Perubahan-perubahan metabolik yang terjadi selama dan segera setelah kejang sebagian disebabkan oleh meningkatkannya kebutuhan energi akibat hiperaktivitas neuron. Selama kejang, kebutuhan metabolik secara drastis meningkat, lepas muatan listrik sel-sel saraf motorik dapat meningkat menjadi 1000 per detik. Aliran darah otak meningkat, demikian juga respirasi dan glikolisis jaringan. Asetilkolin muncul di cairan serebrospinalis (CSS) selama dan setelah kejang. Asam glutamat mungkin mengalami deplesi selama aktivitas kejang. Secara umum, tidak dijumpai kelainan yang nyata pada autopsi. Bukti histopatologik menunjang hipotesis bahwa lesi lebih bersifat neurokimiawi bukan struktural.
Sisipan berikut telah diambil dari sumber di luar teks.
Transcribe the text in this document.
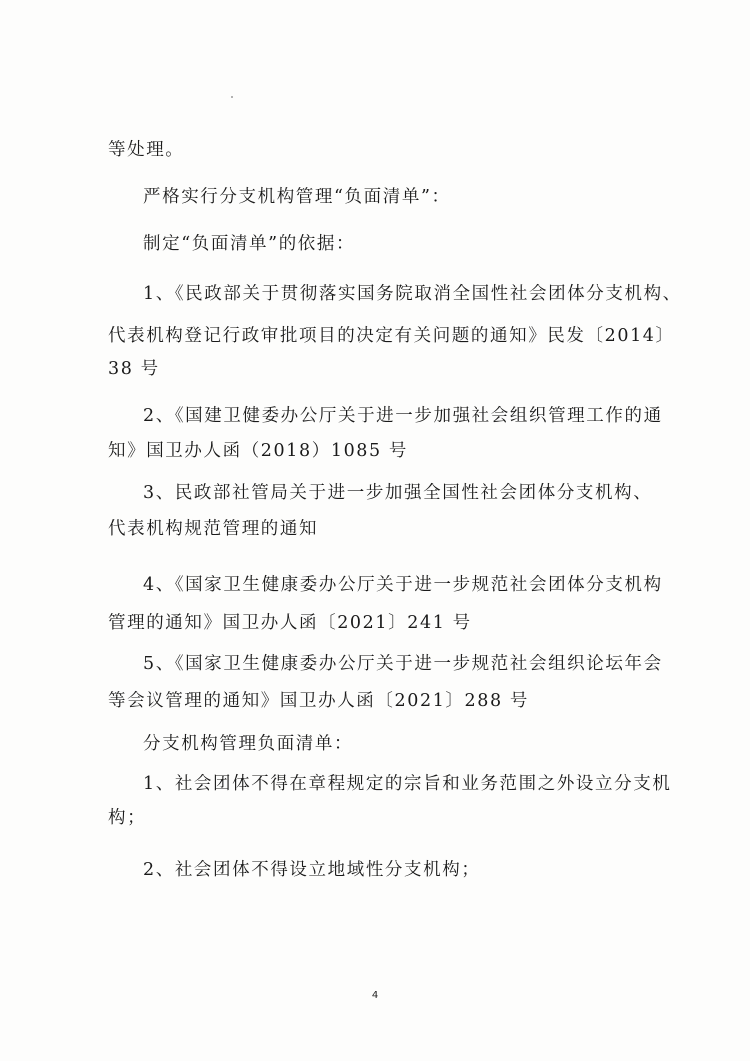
等处理。
严格实行分支机构管理“负面清单”：
制定“负面清单”的依据：
1、《民政部关于贯彻落实国务院取消全国性社会团体分支机构、
代表机构登记行政审批项目的决定有关问题的通知》民发〔2014〕
38 号
2、《国建卫健委办公厅关于进一步加强社会组织管理工作的通
知》国卫办人函（2018）1085 号
3、民政部社管局关于进一步加强全国性社会团体分支机构、
代表机构规范管理的通知
4、《国家卫生健康委办公厅关于进一步规范社会团体分支机构
管理的通知》国卫办人函〔2021〕241 号
5、《国家卫生健康委办公厅关于进一步规范社会组织论坛年会
等会议管理的通知》国卫办人函〔2021〕288 号
分支机构管理负面清单：
1、社会团体不得在章程规定的宗旨和业务范围之外设立分支机
构；
2、社会团体不得设立地域性分支机构；
4
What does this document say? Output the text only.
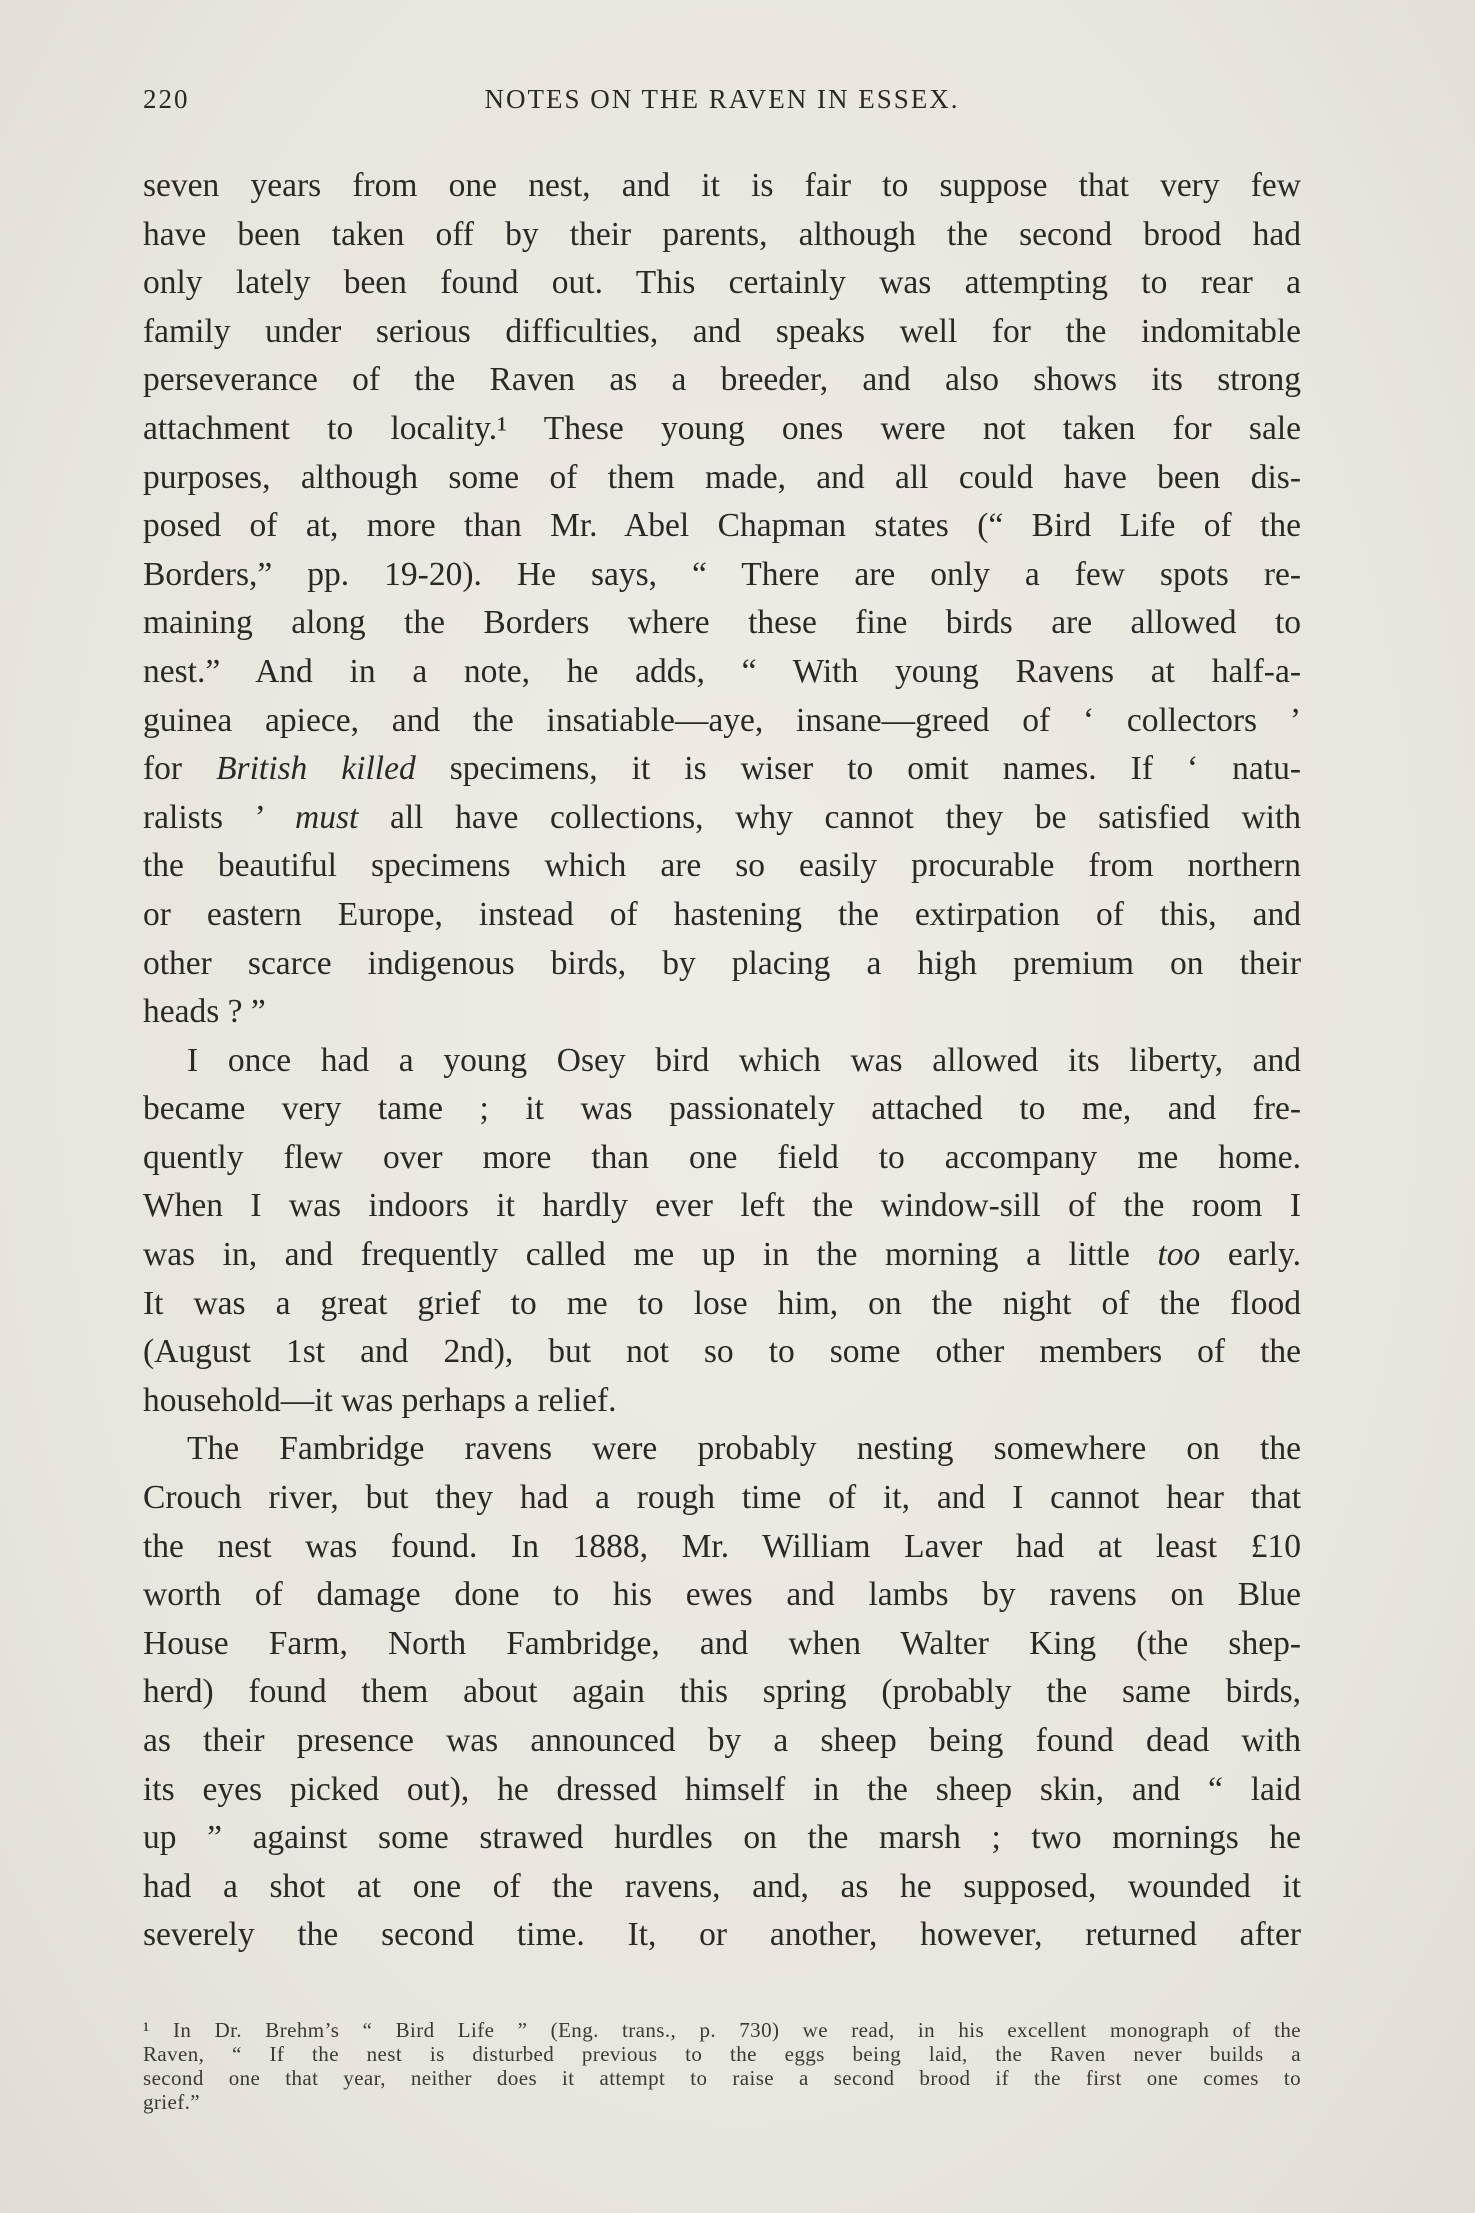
220	NOTES ON THE RAVEN IN ESSEX.

seven years from one nest, and it is fair to suppose that very few
have been taken off by their parents, although the second brood had
only lately been found out. This certainly was attempting to rear a
family under serious difficulties, and speaks well for the indomitable
perseverance of the Raven as a breeder, and also shows its strong
attachment to locality.¹ These young ones were not taken for sale
purposes, although some of them made, and all could have been dis-
posed of at, more than Mr. Abel Chapman states (“ Bird Life of the
Borders,” pp. 19-20). He says, “ There are only a few spots re-
maining along the Borders where these fine birds are allowed to
nest.” And in a note, he adds, “ With young Ravens at half-a-
guinea apiece, and the insatiable—aye, insane—greed of ‘ collectors ’
for British killed specimens, it is wiser to omit names. If ‘ natu-
ralists ’ must all have collections, why cannot they be satisfied with
the beautiful specimens which are so easily procurable from northern
or eastern Europe, instead of hastening the extirpation of this, and
other scarce indigenous birds, by placing a high premium on their
heads ? ”

I once had a young Osey bird which was allowed its liberty, and
became very tame ; it was passionately attached to me, and fre-
quently flew over more than one field to accompany me home.
When I was indoors it hardly ever left the window-sill of the room I
was in, and frequently called me up in the morning a little too early.
It was a great grief to me to lose him, on the night of the flood
(August 1st and 2nd), but not so to some other members of the
household—it was perhaps a relief.

The Fambridge ravens were probably nesting somewhere on the
Crouch river, but they had a rough time of it, and I cannot hear that
the nest was found. In 1888, Mr. William Laver had at least £10
worth of damage done to his ewes and lambs by ravens on Blue
House Farm, North Fambridge, and when Walter King (the shep-
herd) found them about again this spring (probably the same birds,
as their presence was announced by a sheep being found dead with
its eyes picked out), he dressed himself in the sheep skin, and “ laid
up ” against some strawed hurdles on the marsh ; two mornings he
had a shot at one of the ravens, and, as he supposed, wounded it
severely the second time. It, or another, however, returned after

¹ In Dr. Brehm’s “ Bird Life ” (Eng. trans., p. 730) we read, in his excellent monograph of the
Raven, “ If the nest is disturbed previous to the eggs being laid, the Raven never builds a
second one that year, neither does it attempt to raise a second brood if the first one comes to
grief.”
Belum ada faktor patologik yang secara konsisten ditemukan. Kelainan fokal pada metabolisme kalium dan asetilkolin dijumpai di antara kejang. Fokus kejang tampaknya sangat peka terhadap asetikolin, suatu neurotransmitter fasilitatorik, fokus-fokus tersebut lambat mengikat dan menyingkirkan asetilkolin.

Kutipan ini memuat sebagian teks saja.